Retailers' JIT demands are forcing manufacturers to spend more on logistics.

If you've got the nagging feeling that it's costing you a whole lot more to transport and distribute your products these days, you're not alone: Logistics costs in the United States rose over 11% in 2006 to $1.3 trillion, a hefty increase of $130 billion over 2005. According to transportation consultant Rosalyn Wilson, who delivers the annual State of Logistics Report for the Council of Supply Chain Management Professionals (CSCMP), this represents a record high for business logistics costs.

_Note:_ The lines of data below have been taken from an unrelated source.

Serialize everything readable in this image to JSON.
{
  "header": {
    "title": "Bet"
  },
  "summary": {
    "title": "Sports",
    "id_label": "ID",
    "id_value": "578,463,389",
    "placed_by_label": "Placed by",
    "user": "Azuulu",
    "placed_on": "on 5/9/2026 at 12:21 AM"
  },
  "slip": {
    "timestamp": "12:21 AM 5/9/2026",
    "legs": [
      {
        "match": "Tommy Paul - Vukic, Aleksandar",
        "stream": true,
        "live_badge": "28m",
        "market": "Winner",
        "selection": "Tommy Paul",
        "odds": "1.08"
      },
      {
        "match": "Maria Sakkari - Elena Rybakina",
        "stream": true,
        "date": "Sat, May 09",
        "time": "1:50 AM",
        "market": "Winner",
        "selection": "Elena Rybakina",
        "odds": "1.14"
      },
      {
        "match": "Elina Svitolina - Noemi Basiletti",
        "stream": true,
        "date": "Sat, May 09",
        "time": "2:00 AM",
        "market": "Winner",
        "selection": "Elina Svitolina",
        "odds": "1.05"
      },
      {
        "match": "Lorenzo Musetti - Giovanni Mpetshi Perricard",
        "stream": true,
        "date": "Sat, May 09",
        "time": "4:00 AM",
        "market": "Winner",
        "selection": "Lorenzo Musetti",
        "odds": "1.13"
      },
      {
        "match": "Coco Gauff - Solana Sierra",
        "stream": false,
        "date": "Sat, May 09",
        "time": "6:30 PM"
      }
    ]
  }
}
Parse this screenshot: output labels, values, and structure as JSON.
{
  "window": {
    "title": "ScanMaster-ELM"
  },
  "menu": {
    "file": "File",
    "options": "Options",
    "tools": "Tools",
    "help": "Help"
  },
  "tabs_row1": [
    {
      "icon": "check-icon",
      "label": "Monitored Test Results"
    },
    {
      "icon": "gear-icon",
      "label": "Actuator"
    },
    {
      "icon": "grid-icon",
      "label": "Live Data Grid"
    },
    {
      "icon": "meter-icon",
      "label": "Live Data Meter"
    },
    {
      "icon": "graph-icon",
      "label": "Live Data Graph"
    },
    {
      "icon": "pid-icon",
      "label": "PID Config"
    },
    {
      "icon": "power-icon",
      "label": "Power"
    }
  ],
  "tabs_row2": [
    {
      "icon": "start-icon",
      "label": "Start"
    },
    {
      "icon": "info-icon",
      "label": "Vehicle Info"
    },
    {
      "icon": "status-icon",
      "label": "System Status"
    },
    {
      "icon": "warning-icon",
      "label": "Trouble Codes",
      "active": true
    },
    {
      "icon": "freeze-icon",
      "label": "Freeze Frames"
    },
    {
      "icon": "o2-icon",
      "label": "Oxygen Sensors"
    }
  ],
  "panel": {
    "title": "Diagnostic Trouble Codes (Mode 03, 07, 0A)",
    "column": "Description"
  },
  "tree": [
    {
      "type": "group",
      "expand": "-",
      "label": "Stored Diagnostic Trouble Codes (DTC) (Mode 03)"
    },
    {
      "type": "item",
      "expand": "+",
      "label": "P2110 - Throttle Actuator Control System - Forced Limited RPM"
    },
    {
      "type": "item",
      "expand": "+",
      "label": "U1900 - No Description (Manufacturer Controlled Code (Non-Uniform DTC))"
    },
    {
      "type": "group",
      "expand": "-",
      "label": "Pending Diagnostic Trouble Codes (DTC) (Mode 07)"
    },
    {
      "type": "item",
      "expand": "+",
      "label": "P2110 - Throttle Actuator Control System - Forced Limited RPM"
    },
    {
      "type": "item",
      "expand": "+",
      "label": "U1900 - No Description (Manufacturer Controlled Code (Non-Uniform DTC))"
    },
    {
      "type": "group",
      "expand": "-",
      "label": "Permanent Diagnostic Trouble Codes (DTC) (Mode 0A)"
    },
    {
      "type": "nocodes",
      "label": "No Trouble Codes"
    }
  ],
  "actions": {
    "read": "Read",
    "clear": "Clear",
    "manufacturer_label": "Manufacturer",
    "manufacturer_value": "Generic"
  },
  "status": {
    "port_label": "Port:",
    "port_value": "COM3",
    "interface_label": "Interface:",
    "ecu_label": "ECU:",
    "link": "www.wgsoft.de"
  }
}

A rise in logistics costs isn't necessarily a bad thing, since it also points to an increase in demand for products of all types. "The volume of freight being moved is meeting and even exceeding estimates," Wilson notes. The amount of cargo containers handled at U.S. ports in 2006 was up by 8%, railroads accommodated a record 9.4 million containers, and air freight ton-miles were up 4.6%, she observes.

The High Cost of Transportation
Warehousing & Inventory Costs (in billions)
Taxes, Obsolescence, Depreciation, Insurance $252
Warehousing $101
Interest $93
Subtotal $446
Transportation Costs
Motor Carriers $635
Railroads $54
Air $38
Water $37
Freight Forwarders $27
Oil Pipelines $10
Subtotal $801
Administrative and Shipper-related Costs $58
Total Logistics Costs $1,305
Source: 18th Annual State of Logistics Report
On the other hand, though, the cost of warehousing increased dramatically last year, jumping more than 12% from $90 billion in 2005 to $101 billion in 2006, while total business inventories rose 6.2%. "Suppliers now have to hold inventory in various segments of the supply chain to meet the just-when-we-need-it demand of retailers like Home Depot and Target," Wilson says. For many suppliers, "business has changed over the past year," she explains. "Rather than one large shipment a day or every other day to stores, they are reporting multiple deliveries in one day to meet their customer's requirements."

A key trend is the movement by companies to view the big picture, i.e., "trying to understand their entire supply chain, not just their link," Wilson notes. In particular, more companies are using Web-based resources to research and chart the movement of their shipments.